Та короста сословной нетерпимости, вельможности, высокомерия, наросшая за годы владычества, мало-помалу отваливалась. И то лучшее, что в нем возрастало в юности, но было задавлено, высвобождалось и восходило. В первую очередь доброжелательность и отзывчивость. Он уже не чурался дружелюбства с простонародьем. Может и потому, что оно в Пустозерске главенствовало, а персон родовитых, титулованных не бывало сроду. Он стал первым князем под этим небом.

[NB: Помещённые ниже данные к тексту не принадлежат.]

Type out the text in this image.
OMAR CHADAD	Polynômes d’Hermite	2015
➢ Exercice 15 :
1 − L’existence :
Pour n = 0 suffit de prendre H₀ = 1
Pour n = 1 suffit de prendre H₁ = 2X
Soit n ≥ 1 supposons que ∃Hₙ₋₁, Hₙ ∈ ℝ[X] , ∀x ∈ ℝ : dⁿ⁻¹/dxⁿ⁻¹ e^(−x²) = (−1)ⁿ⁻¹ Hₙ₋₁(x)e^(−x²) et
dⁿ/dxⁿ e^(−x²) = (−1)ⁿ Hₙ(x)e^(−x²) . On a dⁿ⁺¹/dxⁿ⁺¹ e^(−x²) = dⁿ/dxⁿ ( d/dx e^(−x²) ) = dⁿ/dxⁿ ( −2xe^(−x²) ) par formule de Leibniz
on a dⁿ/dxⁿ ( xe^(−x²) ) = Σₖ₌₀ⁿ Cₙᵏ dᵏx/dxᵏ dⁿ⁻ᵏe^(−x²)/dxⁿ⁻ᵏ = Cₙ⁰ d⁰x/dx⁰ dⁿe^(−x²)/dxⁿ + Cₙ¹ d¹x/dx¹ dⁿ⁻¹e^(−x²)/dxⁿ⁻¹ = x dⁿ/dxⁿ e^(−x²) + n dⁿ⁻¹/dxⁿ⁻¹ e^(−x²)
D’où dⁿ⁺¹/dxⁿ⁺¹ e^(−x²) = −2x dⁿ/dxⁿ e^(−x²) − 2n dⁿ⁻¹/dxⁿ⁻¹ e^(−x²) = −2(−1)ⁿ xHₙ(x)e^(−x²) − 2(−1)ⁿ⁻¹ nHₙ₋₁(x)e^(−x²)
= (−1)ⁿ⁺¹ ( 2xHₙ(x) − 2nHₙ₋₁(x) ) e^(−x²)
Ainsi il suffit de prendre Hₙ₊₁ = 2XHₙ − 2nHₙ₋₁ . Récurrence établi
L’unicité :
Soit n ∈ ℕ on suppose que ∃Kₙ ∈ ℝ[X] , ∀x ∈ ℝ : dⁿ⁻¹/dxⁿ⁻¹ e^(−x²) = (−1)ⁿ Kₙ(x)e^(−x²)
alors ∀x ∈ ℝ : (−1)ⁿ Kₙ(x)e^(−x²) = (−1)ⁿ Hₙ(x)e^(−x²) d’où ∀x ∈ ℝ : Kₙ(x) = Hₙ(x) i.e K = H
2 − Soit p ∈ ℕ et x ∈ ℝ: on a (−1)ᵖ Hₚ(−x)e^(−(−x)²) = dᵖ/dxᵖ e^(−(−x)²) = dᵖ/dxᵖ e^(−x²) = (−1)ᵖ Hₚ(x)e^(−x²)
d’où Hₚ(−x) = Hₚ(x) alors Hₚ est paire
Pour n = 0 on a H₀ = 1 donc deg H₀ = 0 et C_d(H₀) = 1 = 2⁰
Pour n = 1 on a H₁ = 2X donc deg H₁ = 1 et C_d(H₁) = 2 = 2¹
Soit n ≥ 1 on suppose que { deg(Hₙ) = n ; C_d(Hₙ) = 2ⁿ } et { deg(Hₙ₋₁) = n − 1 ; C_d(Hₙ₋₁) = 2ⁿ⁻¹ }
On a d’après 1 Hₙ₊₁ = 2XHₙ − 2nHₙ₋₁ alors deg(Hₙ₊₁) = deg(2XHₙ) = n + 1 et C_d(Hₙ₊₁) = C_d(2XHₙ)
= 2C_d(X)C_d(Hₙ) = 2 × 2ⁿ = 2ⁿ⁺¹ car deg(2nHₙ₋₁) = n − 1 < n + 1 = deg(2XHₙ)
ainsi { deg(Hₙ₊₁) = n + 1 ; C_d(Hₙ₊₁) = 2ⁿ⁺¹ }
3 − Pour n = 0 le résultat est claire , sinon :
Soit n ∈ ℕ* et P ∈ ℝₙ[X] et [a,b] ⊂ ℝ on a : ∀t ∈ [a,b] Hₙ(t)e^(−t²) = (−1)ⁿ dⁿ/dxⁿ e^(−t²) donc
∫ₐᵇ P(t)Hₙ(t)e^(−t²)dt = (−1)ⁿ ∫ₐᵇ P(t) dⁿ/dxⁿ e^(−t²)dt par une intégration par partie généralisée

Правда, среди основателей города на Пустоозере был воевода и боярин Семен Федорович Курбский, из тех князей Курбских, кои вели свой род от Владимира Мономаха, скончавшего свой век за два года до рождения своего прославленного родича, тоже воеводы царя Ивана Грозного, но и его противник Андрей Михайлович Курбский, оставивший после себя замечательные сочинения. Он вел сюда трехтысячную рать Великого Новгорода, считавшего здешние земли — Югорию — своими кормными землями. Рать эта покорила вогуличей, туземное племя, и стали они платить ясак новгородцам, срубившим острог.
— И было это почитай сто лет назад, — рассказывал князю пустозерский старожил, тоже подневольный, но уж вросший в здешнюю землю, Григорий Кондратьев. Он был человек старой веры, почитал страстотерпцев-расколоучителей, в особенности же протопопа Аввакума, и хлопотал, дабы на месте мученической смерти отца протопопа и его сподвижников срубили памятный осьмиконечный крест.
— Великой духовной силы был человек, подлинно святой, великомученик. Ан нынешние-то церковники сего не признают да и будущие, хоша и просветленные, затруднятся. Талант в нем летописный был, — рассказывал Григорий. — Писал на бумажных огрызочках, на бересте. Чистейшей жизни был человек и нам заповедал. Дабы ни пьяного зелья в рот не брали, ни табаку, от блудницы Иезавели произошедшего, не курили. Миряне вот, поповцы, те во грехе живут, и пьют, и курят. Да что с них возьмешь, коли сам царь Петр — слух по всей земле идет — и пьянствует, и курит, и телесному блуду привержен. Законную, от Бога данную супругу в монастырь заточил, сестер своих тож. Да вот и тебя, князь, лишил чести и всего имения. Мало ему было — сюды сослал.